"If we can prove that he did it," the Federal prosecutor told the jury at Dr. MacDonald's murder trial, "then we don't need to prove that he's the kind of guy who could have done it." Both these questions are probed in Mr. McGinniss's "Fatal Vision," along with an obvious third question: If he did it, in God's name, why? It's a long, compelling story, with a cast approaching thousands…. (p. 12)
Dr. MacDonald's personality emerges in chapters of taped reminiscence inserted throughout the chronological narrative. At first, this device seems cumbersome. The time fluctuations become confusing, and Dr. MacDonald's sexual preoccupations constitute merely a pathetic and basically boring case of arrested adolescence. But as the story moves forward, the first-person counterpoint begins to sound much more significant, and eventually it adds to the book's impact. Other major figures are memorably sketched, especially the couple's parents. (pp. 12, 32)
But even a long story needn't have made such a long book.
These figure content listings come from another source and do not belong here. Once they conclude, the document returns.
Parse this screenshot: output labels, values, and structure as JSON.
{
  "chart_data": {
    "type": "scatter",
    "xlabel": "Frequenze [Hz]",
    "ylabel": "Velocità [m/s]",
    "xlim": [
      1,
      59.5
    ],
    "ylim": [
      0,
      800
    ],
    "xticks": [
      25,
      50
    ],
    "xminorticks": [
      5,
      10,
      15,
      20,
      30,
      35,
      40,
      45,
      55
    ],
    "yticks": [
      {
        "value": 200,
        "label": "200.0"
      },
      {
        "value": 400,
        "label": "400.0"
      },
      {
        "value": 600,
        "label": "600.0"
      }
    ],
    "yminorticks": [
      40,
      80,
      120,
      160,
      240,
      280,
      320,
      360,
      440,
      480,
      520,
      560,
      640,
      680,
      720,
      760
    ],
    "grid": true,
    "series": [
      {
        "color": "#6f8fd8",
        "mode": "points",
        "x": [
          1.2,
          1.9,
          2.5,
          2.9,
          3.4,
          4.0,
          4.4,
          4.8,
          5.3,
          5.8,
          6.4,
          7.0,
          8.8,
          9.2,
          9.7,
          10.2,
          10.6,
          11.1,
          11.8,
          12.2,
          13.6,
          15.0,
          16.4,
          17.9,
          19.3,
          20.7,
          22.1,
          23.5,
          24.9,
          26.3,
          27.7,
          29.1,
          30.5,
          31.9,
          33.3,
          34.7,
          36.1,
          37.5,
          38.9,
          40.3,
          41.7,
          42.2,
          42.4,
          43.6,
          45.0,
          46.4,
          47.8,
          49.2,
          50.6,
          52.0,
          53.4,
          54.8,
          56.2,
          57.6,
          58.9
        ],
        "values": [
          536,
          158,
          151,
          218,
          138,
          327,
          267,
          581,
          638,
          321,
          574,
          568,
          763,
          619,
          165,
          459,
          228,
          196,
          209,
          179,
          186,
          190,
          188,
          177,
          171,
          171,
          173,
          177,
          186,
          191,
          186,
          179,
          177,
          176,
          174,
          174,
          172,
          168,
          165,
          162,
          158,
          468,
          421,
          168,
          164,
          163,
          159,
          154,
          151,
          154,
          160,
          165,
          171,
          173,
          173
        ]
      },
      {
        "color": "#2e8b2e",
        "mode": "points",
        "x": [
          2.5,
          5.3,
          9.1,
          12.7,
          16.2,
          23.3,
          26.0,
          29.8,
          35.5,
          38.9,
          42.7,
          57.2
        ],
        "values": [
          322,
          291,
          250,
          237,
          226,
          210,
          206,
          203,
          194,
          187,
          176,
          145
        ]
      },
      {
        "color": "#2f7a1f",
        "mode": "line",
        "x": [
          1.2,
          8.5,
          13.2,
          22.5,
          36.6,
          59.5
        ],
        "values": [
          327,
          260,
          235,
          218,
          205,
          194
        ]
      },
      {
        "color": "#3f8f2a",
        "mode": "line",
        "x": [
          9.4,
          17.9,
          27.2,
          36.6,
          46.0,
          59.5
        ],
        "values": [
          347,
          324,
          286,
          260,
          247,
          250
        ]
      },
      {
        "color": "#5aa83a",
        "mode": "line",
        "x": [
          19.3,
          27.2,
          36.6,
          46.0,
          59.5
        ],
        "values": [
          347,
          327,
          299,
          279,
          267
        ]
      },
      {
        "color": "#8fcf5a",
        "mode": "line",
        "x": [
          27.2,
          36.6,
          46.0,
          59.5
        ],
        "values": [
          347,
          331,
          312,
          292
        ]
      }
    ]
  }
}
Some of the reporting is repetitive. The grand jury hearing spans almost 200 pages of verbatim statements….
Mr. McGinniss's compulsion to be comprehensive is understandable. He's re-creating a sensational, controversial case with legal, moral and societal implications…. So it's not surprising that he would step with scrupulous precision through the maze of facts, opinions, deceptions, contradictions and inconsistencies.
Indeed, Mr. McGinnis himself, without being intrusive, becomes a genuinely sympathetic character in the book, especially after he admits candidly that he took it on after four years of negotiations between Dr. MacDonald and Joseph Wambaugh had broken down. He confronts recurring questions of guilt and innocence and the ambivalence of love…. If his personal epilogue seems a trace overwritten, he's entitled. He has researched and told a complicated story very effectively. And while Dr. MacDonald was back in California on appeal, he made Mr. McGinniss the custodian of the murdered children's baby albums, complete with locks of hair and a baby tooth.
These things happen when reporters become involved in people's lives and deaths, when a writing project evolves into a kind of selective, if unforeseen and not entirely voluntary, human bondage. It is this involvement, finally, that makes "Fatal Vision"—even beyond the fascination of the story it tells and even at this length—well worth reading. (p. 32)
Joan Barthel, "The Jeffrey MacDonald Murder Case," in The New York Times Book Review, September 25, 1983, pp. 12, 32.